Dr. Meth’s father was rounded up during Kristallnacht (“night of the broken glass”), which took place on Nov. 9-11, 1938—when the Nazis attacked Jewish homes, businesses and synagogues. He was arrested and deported to Buchenwald; others were taken to Sachsenhausen and Dachau. At these concentration camps, Jews were subjected to torture and brutality.
The Central British Fund for German Jewry (now World Jewish Relief) persuaded the British Parliament to allow the rescue of Jews from Germany. The Kitchener Camp resulted from the softening of the British government’s hardline stance to those fleeing Nazi persecution.
Kristallnacht helped change the mindset of both the parliament and the public. Despite this change of thinking, Britain’s Home Office had made it a condition that the men at the Kitchener Camp leave Britain and emigrate within 12 months. Dr. Meth’s father made it to the United States as a result.

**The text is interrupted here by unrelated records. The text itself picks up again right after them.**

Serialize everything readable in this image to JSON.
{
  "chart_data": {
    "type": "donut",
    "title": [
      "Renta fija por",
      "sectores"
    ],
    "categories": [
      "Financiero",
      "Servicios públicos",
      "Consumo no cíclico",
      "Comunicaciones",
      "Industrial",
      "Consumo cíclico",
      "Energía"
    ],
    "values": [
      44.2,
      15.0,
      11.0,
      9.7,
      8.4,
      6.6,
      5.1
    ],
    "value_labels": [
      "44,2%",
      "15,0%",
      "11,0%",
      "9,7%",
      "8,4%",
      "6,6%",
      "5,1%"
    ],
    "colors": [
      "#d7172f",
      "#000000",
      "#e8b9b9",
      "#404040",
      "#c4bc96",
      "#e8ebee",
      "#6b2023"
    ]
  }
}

The Kitchener Camp saved 4,000 Jewish men. All had to leave their wives and family behind. They were not allowed in by the British. 887 of them enlisted in the British Army.
The Kitchener Camp was formerly a British Army base in World War I. The refugees themselves helped renovate the spartan accommodations. Although most did well at the Kitchener Camp, some complained that the physical labor was too much for them, since they had sustained injuries at the hands of the Nazis during their incarceration at the concentration camps.

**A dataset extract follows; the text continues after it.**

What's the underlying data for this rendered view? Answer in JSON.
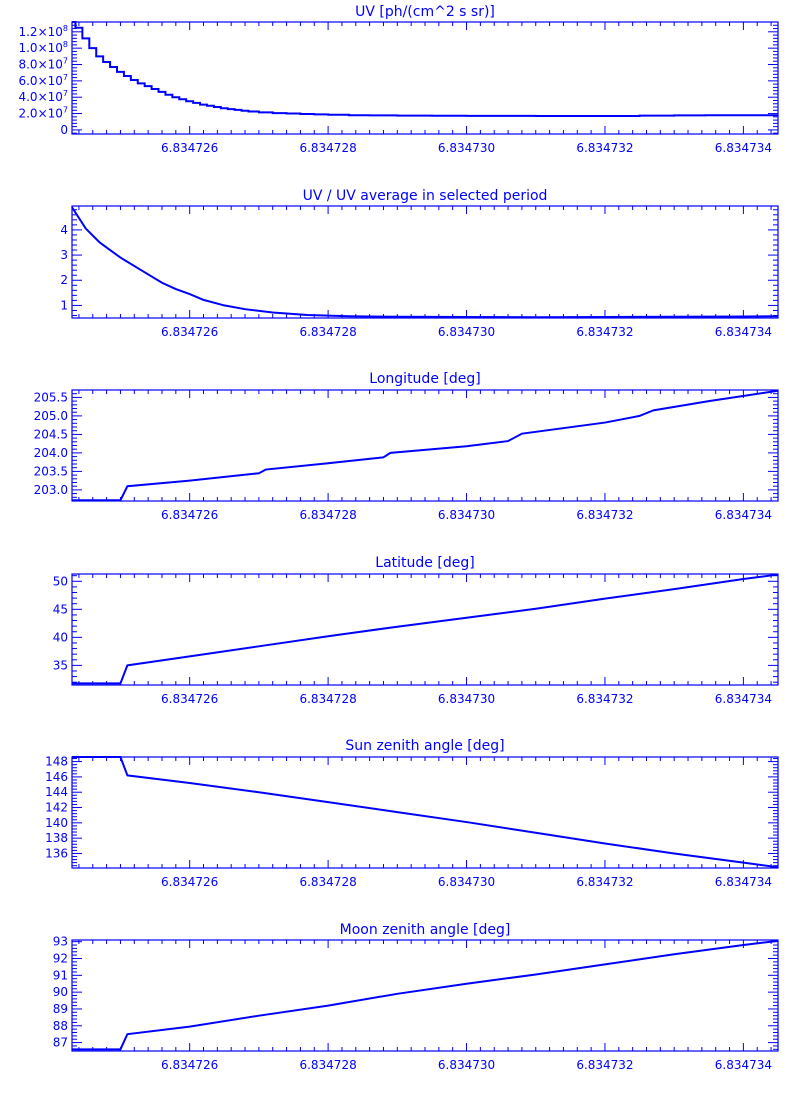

A second, better known Central British Fund endeavor was the Kindertransport—the rescue of 10,000 predominantly Jewish children during the nine months leading up to WWII. More children would have been allowed in by the British, but the war made that impossible.
In the United States, although an attempt was made made to open up immigration to children from Nazi-controlled lands, through the Wagner-Rogers Bill, it was blocked by Senator Robert Rice Reynolds, a North Carolina Democrat and apologist for Nazi aggression in Europe; the bill never left committee.

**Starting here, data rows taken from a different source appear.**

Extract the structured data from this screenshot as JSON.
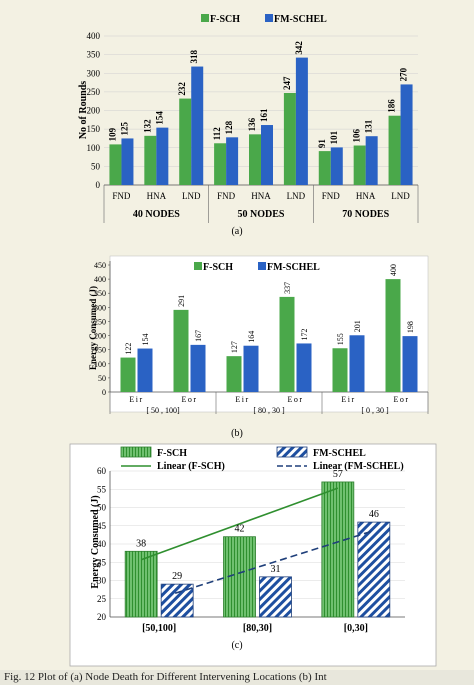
{
  "colors": {
    "green": "#4aa84a",
    "green_dark": "#2f7f2f",
    "blue": "#2a62c4",
    "blue_dark": "#1f3f7a",
    "hatch_blue": "#1e4fa0"
  },
  "chart_data": [
    {
      "type": "bar",
      "panel_label": "(a)",
      "ylabel": "No of Rounds",
      "ylim": [
        0,
        400
      ],
      "yticks": [
        0,
        50,
        100,
        150,
        200,
        250,
        300,
        350,
        400
      ],
      "categories": [
        "FND",
        "HNA",
        "LND",
        "FND",
        "HNA",
        "LND",
        "FND",
        "HNA",
        "LND"
      ],
      "groups": [
        "40 NODES",
        "50 NODES",
        "70 NODES"
      ],
      "series": [
        {
          "name": "F-SCH",
          "values": [
            109,
            132,
            232,
            112,
            136,
            247,
            91,
            106,
            186
          ]
        },
        {
          "name": "FM-SCHEL",
          "values": [
            125,
            154,
            318,
            128,
            161,
            342,
            101,
            131,
            270
          ]
        }
      ],
      "legend": "top"
    },
    {
      "type": "bar",
      "panel_label": "(b)",
      "ylabel": "Energy Consumed (J)",
      "ylim": [
        0,
        450
      ],
      "yticks": [
        0,
        50,
        100,
        150,
        200,
        250,
        300,
        350,
        400,
        450
      ],
      "categories": [
        "Eir",
        "Eor",
        "Eir",
        "Eor",
        "Eir",
        "Eor"
      ],
      "groups": [
        "[ 50 , 100]",
        "[ 80 , 30 ]",
        "[ 0 , 30 ]"
      ],
      "series": [
        {
          "name": "F-SCH",
          "values": [
            122,
            291,
            127,
            337,
            155,
            400
          ]
        },
        {
          "name": "FM-SCHEL",
          "values": [
            154,
            167,
            164,
            172,
            201,
            198
          ]
        }
      ],
      "legend": "top"
    },
    {
      "type": "bar",
      "panel_label": "(c)",
      "ylabel": "Energy Consumed  (J)",
      "ylim": [
        20,
        60
      ],
      "yticks": [
        20,
        25,
        30,
        35,
        40,
        45,
        50,
        55,
        60
      ],
      "categories": [
        "[50,100]",
        "[80,30]",
        "[0,30]"
      ],
      "series": [
        {
          "name": "F-SCH",
          "values": [
            38,
            42,
            57
          ]
        },
        {
          "name": "FM-SCHEL",
          "values": [
            29,
            31,
            46
          ]
        }
      ],
      "trendlines": [
        {
          "name": "Linear (F-SCH)",
          "start": 35.7,
          "end": 55.3
        },
        {
          "name": "Linear (FM-SCHEL)",
          "start": 26.5,
          "end": 43.5
        }
      ],
      "legend": "top"
    }
  ],
  "caption": "Fig. 12   Plot of (a) Node Death for Different Intervening Locations (b) Int"
}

Of the six million Jews murdered by the Nazis, 1.5 million were children.
The Kitchener Camp and the Kindertransport were acts of heroism and compassion. Looking back, one wonders why so much that could have been done wasn’t. These are eternal lessons that need to be repeated over and over again.
Dr. Joseph Frager is a lifelong activist and physician. He is chairman of Israel advocacy for the Rabbinical Alliance of America, chairman of the executive committee of American Friends of Ateret Cohanim, and executive vice president of the Israel Heritage Foundation.